„Luxusprobleme“

„Luxusprobleme“ – wer hat diesen Begriff eigentlich erfunden? Dieser Beitrag ist ein ironisches Danke an diese Person. Danke dafür, dass wir einen Begriff haben, mit dem wir andere Menschen auf empathielose Art und Weise darauf hinweisen können, dass ihre Gefühle keine Berechtigung haben. Danke dafür, dass wir einen Begriff haben, der dazu führt, dass wir uns schlecht fühlen, weil wir uns schlecht fühlen. Und zu guter Letzt danke dafür, dass wir einen Begriff haben, der uns als Individuen und als Gesellschaft dazu ermutigt, Probleme zu ignorieren, anstatt nach Lösungen zu suchen – weil es Wichtigeres gibt, weil das alles eben einfach nur Luxusprobleme sind.

„Dass die deutsche Sprache Frauen benachteiligt, ist ein Luxusproblem – damit beschäftigen sich nur links-grün-versifte Akademikerinnen, alle anderen haben größere Probleme“ ist ein beliebtes Alte-Weiße-Männer-Argument. Mir ist schon klar, dass es Menschen gibt, die nicht die Zeit, die Kraft oder das Bedürfnis haben, sich mit Gendersternchen auseinanderzusetzen. Doch wieso sollte mir das das Recht nehmen, ebendies zu tun? Wieso darf ich mich nicht darüber aufregen, dass Bio-Gemüse viel zu oft in Plastik verpackt ist, nur weil Menschen auf anderen Kontinenten sich meine in Plastik verpackte Paprika wünschen würden? Genauso ärgere ich mich bei jeder Zugfahrt über den Mundnasenschutz, unter dem ich (dramatisch formuliert) das Gefühl habe, zu ersticken. Mir ist total bewusst, dass es Menschen gibt, die diesen im Alltag stundenlang tragen müssen und auch, dass dieses Stück Papier das geringste Problem in dieser Pandemie ist. Und trotzdem möchte ich mir nicht verbieten, mich hin und wieder selbst dafür zu bemitleiden, dass ich im Zug nicht frei atmend die schöne Landschaft genießen kann.
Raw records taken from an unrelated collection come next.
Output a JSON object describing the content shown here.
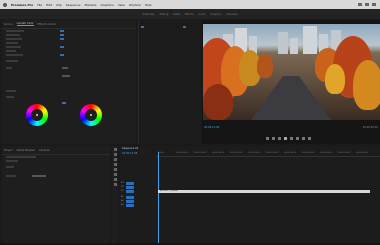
{
  "menubar": {
    "items": [
      {
        "label": "Premiere Pro",
        "bold": true
      },
      {
        "label": "File"
      },
      {
        "label": "Edit"
      },
      {
        "label": "Clip"
      },
      {
        "label": "Sequence"
      },
      {
        "label": "Markers"
      },
      {
        "label": "Graphics"
      },
      {
        "label": "View"
      },
      {
        "label": "Window"
      },
      {
        "label": "Help"
      }
    ]
  },
  "workspaces": [
    "Assembly",
    "Editing",
    "Color",
    "Effects",
    "Audio",
    "Graphics",
    "Libraries"
  ],
  "workspace_active": "Color",
  "left_panel": {
    "tabs": [
      "Source",
      "Lumetri Color",
      "Effect Controls"
    ],
    "active_tab": "Lumetri Color"
  },
  "program": {
    "timecode": "00:00:12:08",
    "duration": "00:00:30:00"
  },
  "project": {
    "tabs": [
      "Project",
      "Media Browser",
      "Libraries"
    ]
  },
  "timeline": {
    "sequence_name": "Sequence 01",
    "timecode": "00:00:12:08",
    "ruler": [
      "00:00",
      "00:00:05:00",
      "00:00:10:00",
      "00:00:15:00",
      "00:00:20:00",
      "00:00:25:00",
      "00:00:30:00",
      "00:00:35:00",
      "00:00:40:00",
      "00:00:45:00",
      "00:00:50:00",
      "00:00:55:00"
    ],
    "tracks": [
      "V3",
      "V2",
      "V1",
      "A1",
      "A2",
      "A3"
    ],
    "clip_label": "Autumn_City.mp4"
  },
  "accent_color": "#4aa0e6"
}
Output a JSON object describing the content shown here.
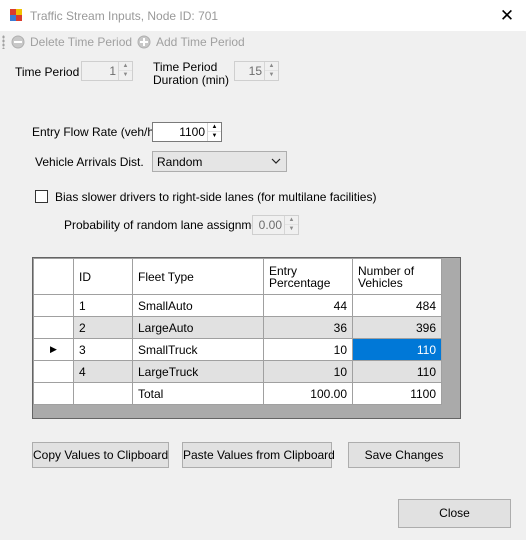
{
  "window": {
    "title": "Traffic Stream Inputs, Node ID: 701",
    "close_glyph": "✕"
  },
  "toolbar": {
    "delete_label": "Delete Time Period",
    "add_label": "Add Time Period"
  },
  "time_period": {
    "label": "Time Period",
    "value": "1"
  },
  "duration": {
    "label_line1": "Time Period",
    "label_line2": "Duration (min)",
    "value": "15"
  },
  "entry_flow": {
    "label": "Entry Flow Rate (veh/h)",
    "value": "1100"
  },
  "arrivals": {
    "label": "Vehicle Arrivals Dist.",
    "selected": "Random"
  },
  "bias": {
    "label": "Bias slower drivers to right-side lanes (for multilane facilities)",
    "checked": false
  },
  "probability": {
    "label": "Probability of random lane assignment",
    "value": "0.00"
  },
  "grid": {
    "columns": [
      "ID",
      "Fleet Type",
      "Entry Percentage",
      "Number of Vehicles"
    ],
    "column_lines": [
      [
        "ID"
      ],
      [
        "Fleet Type"
      ],
      [
        "Entry",
        "Percentage"
      ],
      [
        "Number of",
        "Vehicles"
      ]
    ],
    "rows": [
      {
        "id": "1",
        "fleet": "SmallAuto",
        "pct": "44",
        "num": "484"
      },
      {
        "id": "2",
        "fleet": "LargeAuto",
        "pct": "36",
        "num": "396"
      },
      {
        "id": "3",
        "fleet": "SmallTruck",
        "pct": "10",
        "num": "110"
      },
      {
        "id": "4",
        "fleet": "LargeTruck",
        "pct": "10",
        "num": "110"
      },
      {
        "id": "",
        "fleet": "Total",
        "pct": "100.00",
        "num": "1100"
      }
    ],
    "current_row_marker": "▶"
  },
  "buttons": {
    "copy": "Copy Values to Clipboard",
    "paste": "Paste Values from Clipboard",
    "save": "Save Changes",
    "close": "Close"
  },
  "icons": {
    "app": "app-icon",
    "delete": "delete-time-period-icon",
    "add": "add-time-period-icon",
    "chevron": "chevron-down-icon"
  },
  "colors": {
    "selection": "#0078d7",
    "alt_row": "#e1e1e1",
    "disabled_text": "#a0a0a0"
  }
}
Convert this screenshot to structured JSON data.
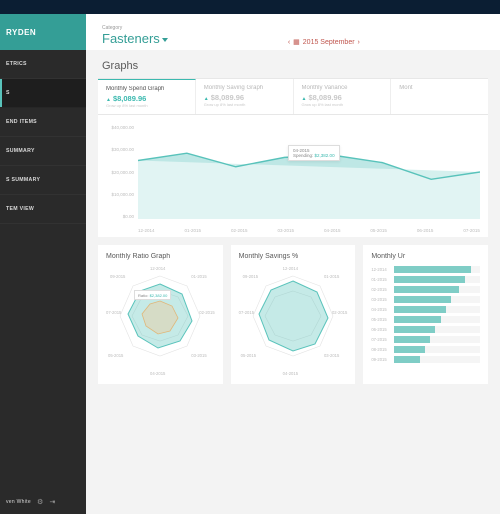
{
  "brand": "RYDEN",
  "sidebar": {
    "items": [
      {
        "label": "ETRICS"
      },
      {
        "label": "S"
      },
      {
        "label": "END ITEMS"
      },
      {
        "label": "SUMMARY"
      },
      {
        "label": "S SUMMARY"
      },
      {
        "label": "TEM VIEW"
      }
    ],
    "user": "ven White"
  },
  "header": {
    "category_label": "Category",
    "category_value": "Fasteners",
    "date": "2015 September"
  },
  "section_title": "Graphs",
  "tabs": [
    {
      "title": "Monthly Spend Graph",
      "amount": "$8,089.96",
      "sub": "Grow up 8% last month",
      "active": true
    },
    {
      "title": "Monthly Saving Graph",
      "amount": "$8,089.96",
      "sub": "Grow up 8% last month",
      "active": false
    },
    {
      "title": "Monthly Variance",
      "amount": "$8,089.96",
      "sub": "Grow up 8% last month",
      "active": false
    },
    {
      "title": "Mont",
      "amount": "",
      "sub": "",
      "active": false
    }
  ],
  "chart_data": {
    "type": "line",
    "title": "Monthly Spend Graph",
    "ylabel": "",
    "ylim": [
      0,
      40000
    ],
    "y_ticks": [
      "$40,000.00",
      "$30,000.00",
      "$20,000.00",
      "$10,000.00",
      "$0.00"
    ],
    "categories": [
      "12-2014",
      "01-2015",
      "02-2015",
      "03-2015",
      "04-2015",
      "05-2015",
      "06-2015",
      "07-2015"
    ],
    "values": [
      25000,
      28000,
      22000,
      26000,
      27000,
      24000,
      17000,
      20000
    ],
    "highlight": {
      "x": "04-2015",
      "label": "Spending",
      "value": "$2,382.00"
    }
  },
  "cards": [
    {
      "title": "Monthly Ratio Graph",
      "type": "radar",
      "months": [
        "12-2014",
        "01-2015",
        "02-2015",
        "03-2015",
        "04-2015",
        "05-2015",
        "06-2015",
        "07-2015",
        "08-2015",
        "09-2015"
      ],
      "tooltip": {
        "label": "Ratio",
        "value": "$2,382.00"
      }
    },
    {
      "title": "Monthly Savings %",
      "type": "radar",
      "months": [
        "12-2014",
        "01-2015",
        "02-2015",
        "03-2015",
        "04-2015",
        "05-2015",
        "06-2015",
        "07-2015",
        "08-2015",
        "09-2015"
      ]
    },
    {
      "title": "Monthly Ur",
      "type": "bar",
      "months": [
        "12-2014",
        "01-2015",
        "02-2015",
        "03-2015",
        "04-2015",
        "05-2015",
        "06-2015",
        "07-2015",
        "08-2015",
        "09-2015"
      ],
      "values": [
        90,
        83,
        76,
        66,
        60,
        54,
        48,
        42,
        36,
        30
      ]
    }
  ]
}
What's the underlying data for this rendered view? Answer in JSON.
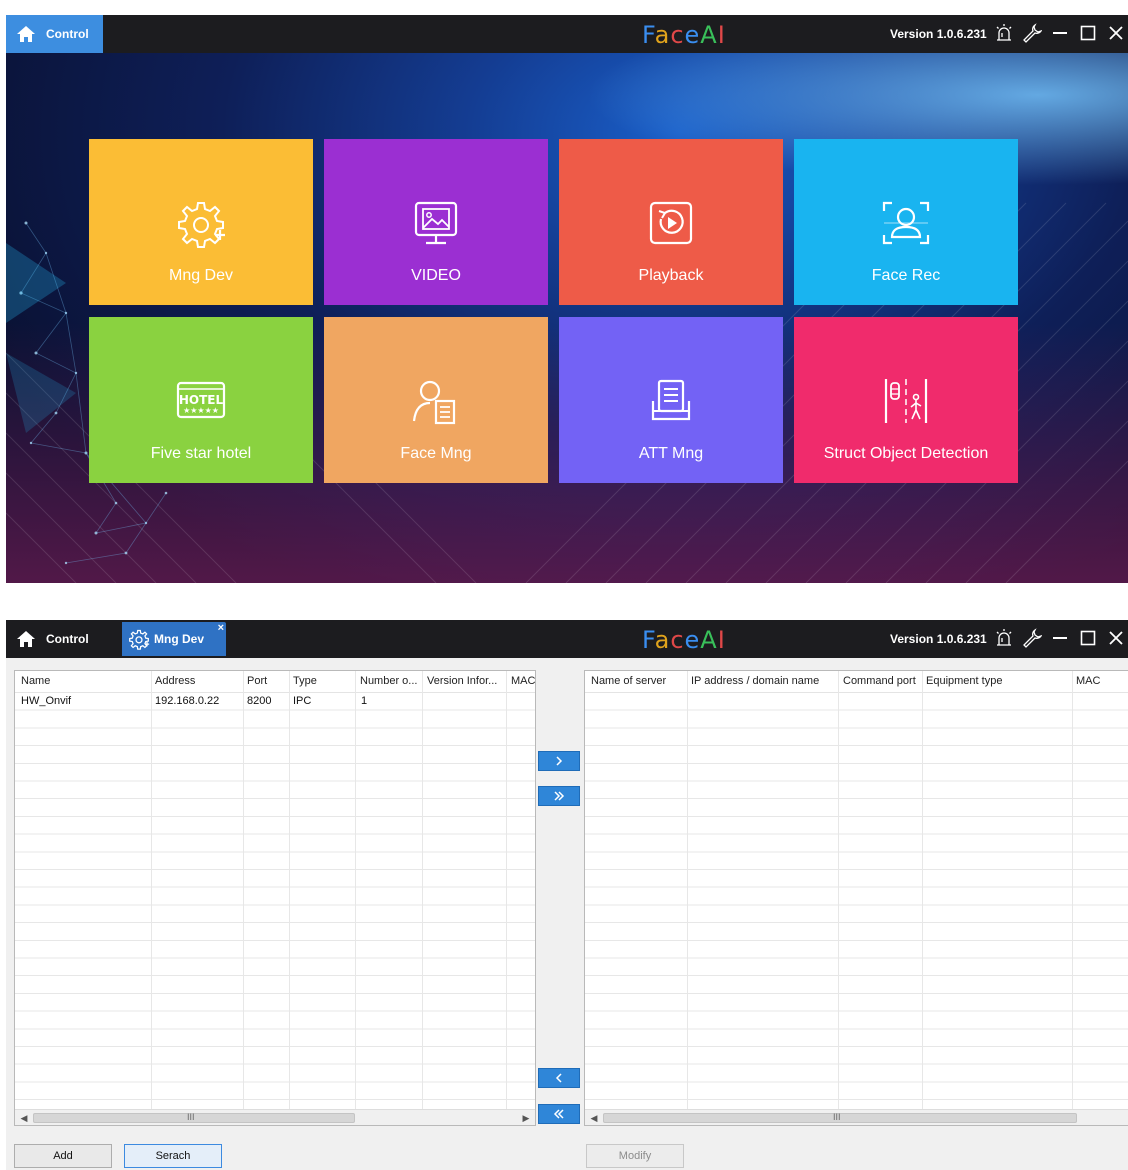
{
  "top_window": {
    "home_tab": "Control",
    "brand": [
      "F",
      "a",
      "c",
      "e",
      "A",
      "I"
    ],
    "version": "Version 1.0.6.231",
    "tiles": [
      {
        "label": "Mng Dev",
        "color": "#fbbd35",
        "icon": "gear-plus-icon"
      },
      {
        "label": "VIDEO",
        "color": "#9b2fd2",
        "icon": "monitor-image-icon"
      },
      {
        "label": "Playback",
        "color": "#ee5b48",
        "icon": "playback-icon"
      },
      {
        "label": "Face Rec",
        "color": "#19b4f0",
        "icon": "face-scan-icon"
      },
      {
        "label": "Five star hotel",
        "color": "#8ad240",
        "icon": "hotel-sign-icon"
      },
      {
        "label": "Face Mng",
        "color": "#f0a661",
        "icon": "person-document-icon"
      },
      {
        "label": "ATT Mng",
        "color": "#7362f5",
        "icon": "attendance-printer-icon"
      },
      {
        "label": "Struct Object Detection",
        "color": "#f02b6c",
        "icon": "object-detection-icon"
      }
    ]
  },
  "bottom_window": {
    "home_tab": "Control",
    "active_tab": "Mng Dev",
    "tab_close": "×",
    "brand": [
      "F",
      "a",
      "c",
      "e",
      "A",
      "I"
    ],
    "version": "Version 1.0.6.231",
    "left_grid": {
      "columns": [
        "Name",
        "Address",
        "Port",
        "Type",
        "Number o...",
        "Version Infor...",
        "MAC"
      ],
      "rows": [
        [
          "HW_Onvif",
          "192.168.0.22",
          "8200",
          "IPC",
          "1",
          "",
          ""
        ]
      ]
    },
    "right_grid": {
      "columns": [
        "Name of server",
        "IP address / domain name",
        "Command port",
        "Equipment type",
        "MAC"
      ],
      "rows": []
    },
    "scroll_grip": "III",
    "buttons": {
      "add": "Add",
      "search": "Serach",
      "modify": "Modify"
    }
  }
}
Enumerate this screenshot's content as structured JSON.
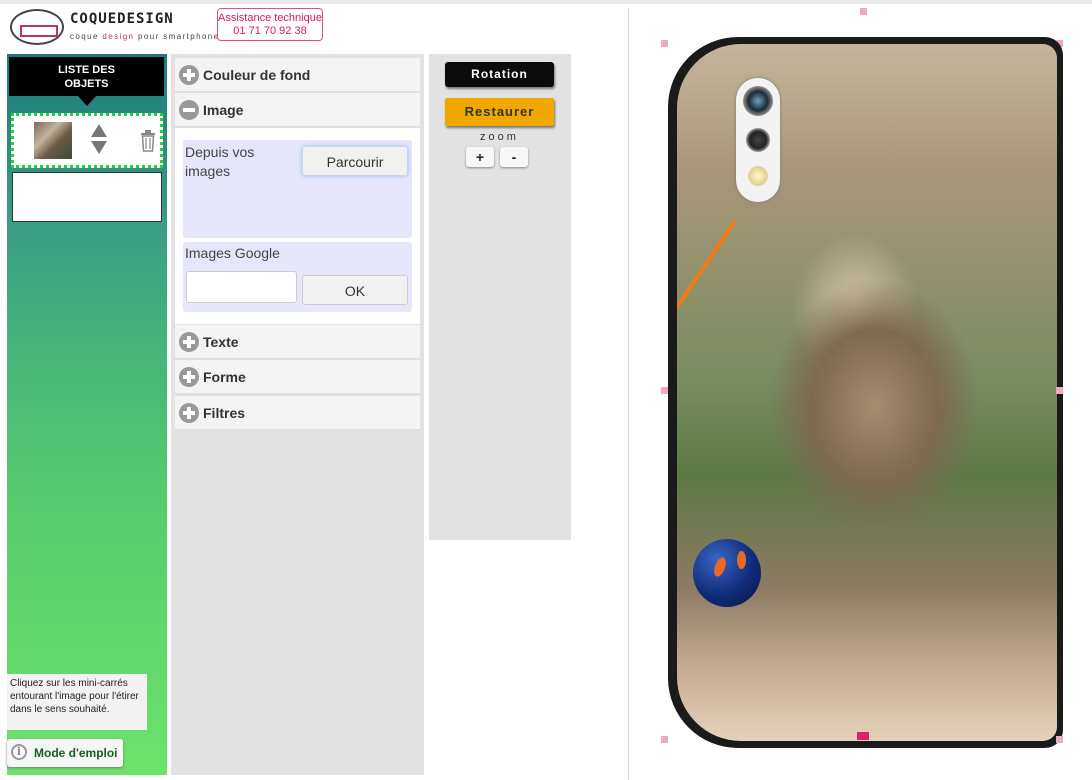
{
  "header": {
    "logo_name": "COQUEDESIGN",
    "tagline_pre": "coque ",
    "tagline_hl": "design",
    "tagline_post": " pour smartphone",
    "assist_title": "Assistance technique",
    "assist_phone": "01 71 70 92 38"
  },
  "objects": {
    "header_line1": "LISTE DES",
    "header_line2": "OBJETS",
    "hint": "Cliquez sur les mini-carrés entourant l'image pour l'étirer dans le sens souhaité.",
    "mode_label": "Mode d'emploi",
    "info_glyph": "i"
  },
  "accordion": {
    "sections": [
      {
        "label": "Couleur de fond",
        "state": "collapsed"
      },
      {
        "label": "Image",
        "state": "expanded"
      },
      {
        "label": "Texte",
        "state": "collapsed"
      },
      {
        "label": "Forme",
        "state": "collapsed"
      },
      {
        "label": "Filtres",
        "state": "collapsed"
      }
    ],
    "image": {
      "local_label": "Depuis vos images",
      "browse_label": "Parcourir",
      "google_label": "Images Google",
      "google_value": "",
      "ok_label": "OK"
    }
  },
  "tools": {
    "rotation_label": "Rotation",
    "restore_label": "Restaurer",
    "zoom_label": "zoom",
    "zoom_in": "+",
    "zoom_out": "-"
  },
  "colors": {
    "accent_pink": "#d11e5a",
    "restore_orange": "#f0a800",
    "panel_green_top": "#1d7a7a",
    "panel_green_bottom": "#6ee26a",
    "selected_border": "#26d23a"
  },
  "icons": [
    "logo-mark",
    "up-arrow-icon",
    "down-arrow-icon",
    "trash-icon",
    "plus-icon",
    "minus-icon",
    "info-icon"
  ]
}
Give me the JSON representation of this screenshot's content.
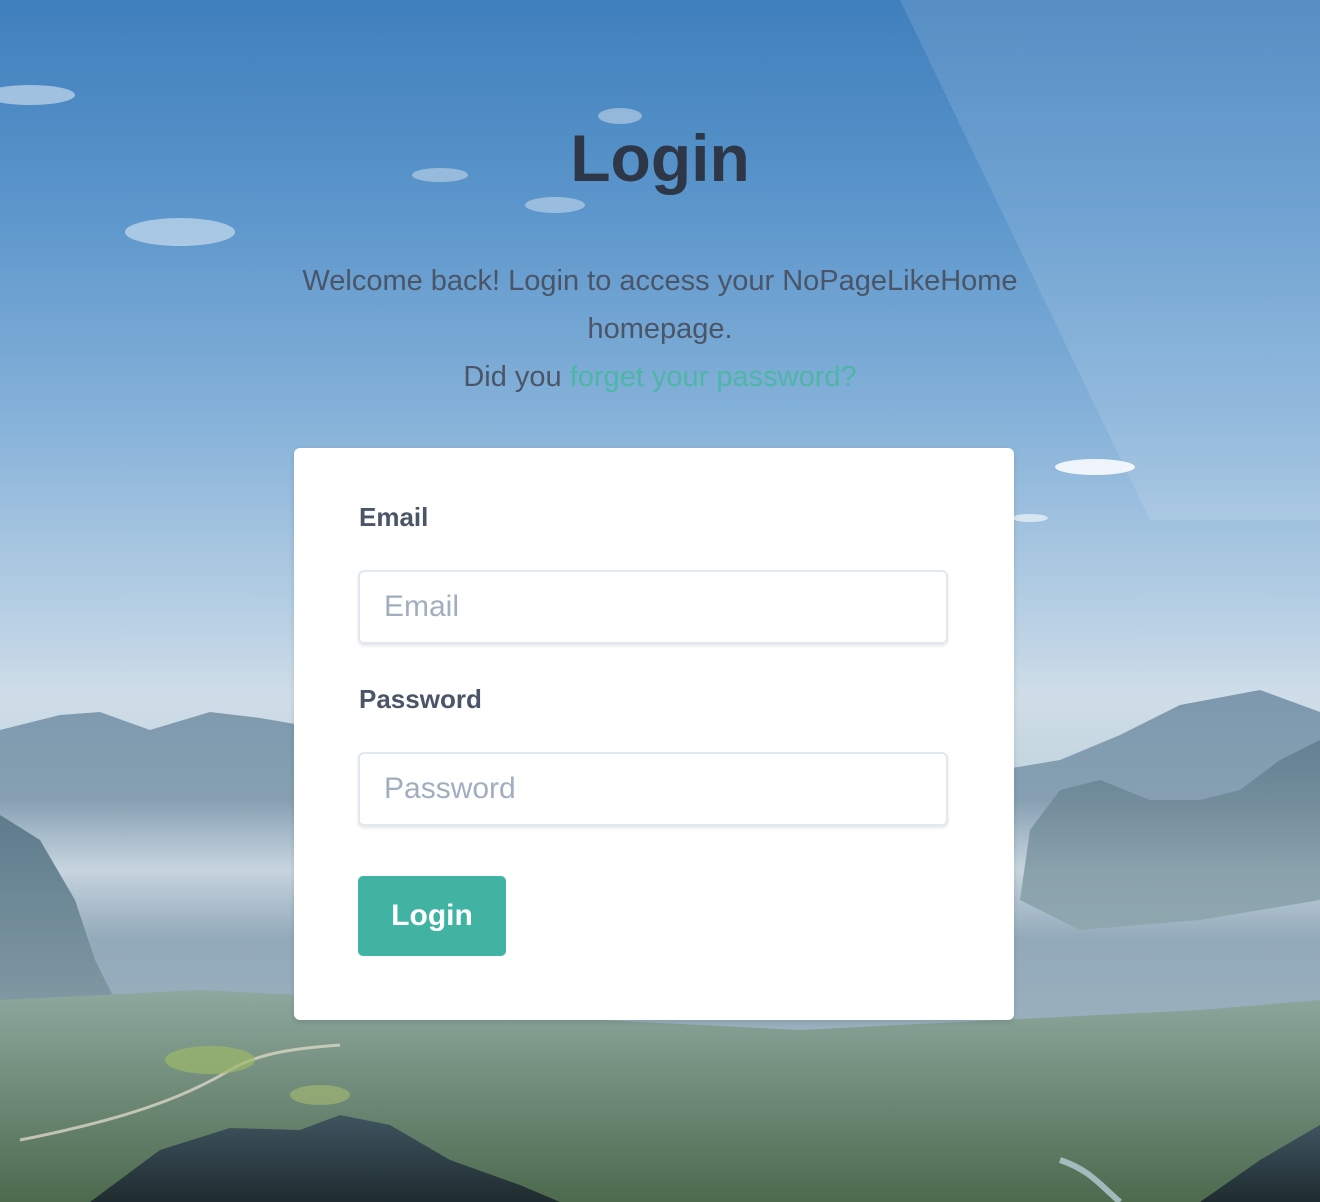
{
  "page": {
    "title": "Login",
    "intro_line1": "Welcome back! Login to access your NoPageLikeHome homepage.",
    "intro_prefix": "Did you",
    "forgot_link": "forget your password?"
  },
  "form": {
    "email_label": "Email",
    "email_placeholder": "Email",
    "email_value": "",
    "password_label": "Password",
    "password_placeholder": "Password",
    "password_value": "",
    "submit_label": "Login"
  },
  "colors": {
    "accent": "#41b3a3",
    "link": "#4db6a6",
    "heading": "#2d3748",
    "text": "#4a5568"
  }
}
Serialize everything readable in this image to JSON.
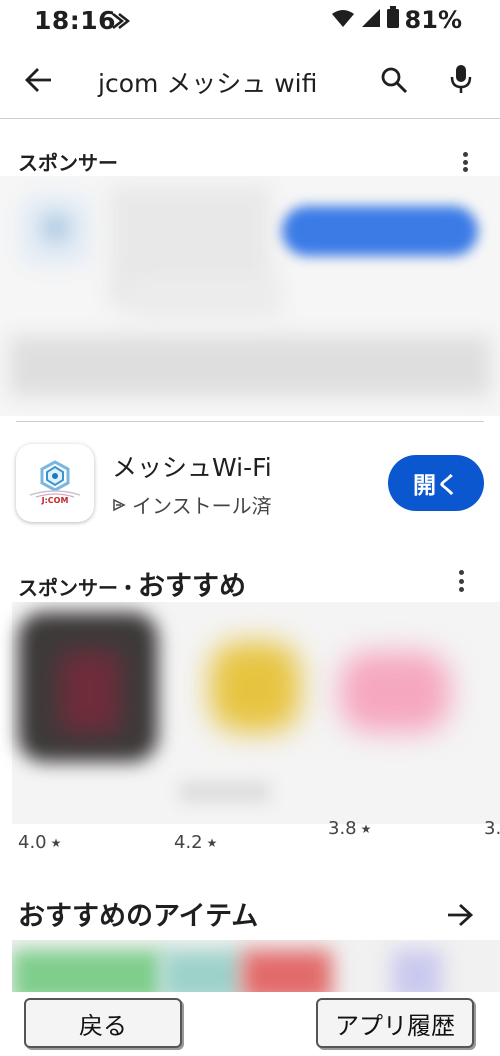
{
  "status_bar": {
    "time": "18:16",
    "battery": "81%"
  },
  "search": {
    "query": "jcom メッシュ wifi"
  },
  "sponsored_section": {
    "label": "スポンサー"
  },
  "installed_app": {
    "name": "メッシュWi-Fi",
    "status": "インストール済",
    "icon_text": "J:COM",
    "open_label": "開く"
  },
  "recommended_section": {
    "sponsor_prefix": "スポンサー・",
    "title": "おすすめ",
    "ratings": [
      "4.0",
      "4.2",
      "3.8",
      "3."
    ]
  },
  "items_section": {
    "title": "おすすめのアイテム"
  },
  "bottom_nav": {
    "back_label": "戻る",
    "history_label": "アプリ履歴"
  },
  "colors": {
    "accent": "#0b57d0",
    "blur_button": "#3b7be6"
  }
}
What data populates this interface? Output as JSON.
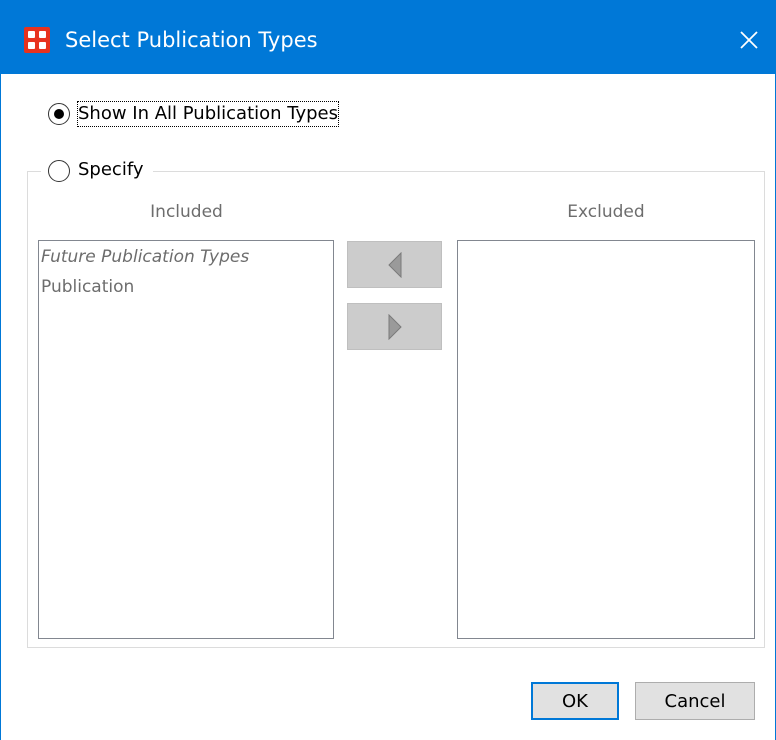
{
  "window": {
    "title": "Select Publication Types",
    "app_icon": "app-logo-icon",
    "close_icon": "close-icon",
    "accent_color": "#0078d7"
  },
  "options": {
    "show_all_label": "Show In All Publication Types",
    "show_all_selected": true,
    "specify_label": "Specify",
    "specify_selected": false
  },
  "included": {
    "header": "Included",
    "items": [
      {
        "label": "Future Publication Types",
        "italic": true
      },
      {
        "label": "Publication",
        "italic": false
      }
    ]
  },
  "excluded": {
    "header": "Excluded",
    "items": []
  },
  "transfer_buttons": {
    "move_left_icon": "triangle-left-icon",
    "move_right_icon": "triangle-right-icon",
    "enabled": false
  },
  "footer": {
    "ok_label": "OK",
    "cancel_label": "Cancel"
  }
}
Versteht mich nicht falsch: Ich finde es super wichtig, seine eigenen Probleme in Relation zu setzen. Sich seiner Privilegien bewusst zu sein ist wichtig – bedeutet meiner Meinung nach aber nicht, dass man nicht das Recht hat, sich zu ärgern oder sich für Dinge, die einem persönlich wichtig sind einzusetzen, auch wenn es gesamtgesellschaftlich „wichtigeres“ gibt.

Wer definiert überhaupt, was „wichtig“, „wichtiger“ und „am wichtigsten“ ist? Wer definiert, was „schlimm“, „schlimmer“ und „am schlimmsten“ ist? Diese Unterscheidung kann nicht objektiv getroffen werden, weil es schlichtweg keine Objektivität gibt. Natürlich können wir uns, wenn wir versuchen rational zu denken, darauf einigen, dass bestimmte Dinge wichtiger oder schlimmer sind als andere. Wir sind aber keine Homo Oeconomicus, sondern emotionale Wesen. Mark Zuckerberg sagte mal, „a squirrel dying in your front yard may be more relevant to your interests right now than people dying in Africa“ und trifft damit den Nagel auf den Kopf.

Ich möchte mit diesem Beitrag einfach nur sagen, dass es okay ist, um ein Eichhörnchen zu trauern – auch, wenn zeitgleich Menschen in Afrika sterben. Und, dass es richtig ist, nach Lösungen zu suchen, wie man das Sterben von Eichhörnchen in Zukunft vermeiden kann – auch, wenn zeitgleich Menschen in Afrika sterben. Wir sollten lernen, dass Probleme individuell sind und, dass sie alle irgendwo berechtigt sind – und dazu am besten den Begriff „Luxusprobleme“ aus unserem Vokabular streichen … ohne dabei aber die eigenen Privilegien und Probleme anderer aus den Augen zu verlieren … oder klingt das zu utopisch?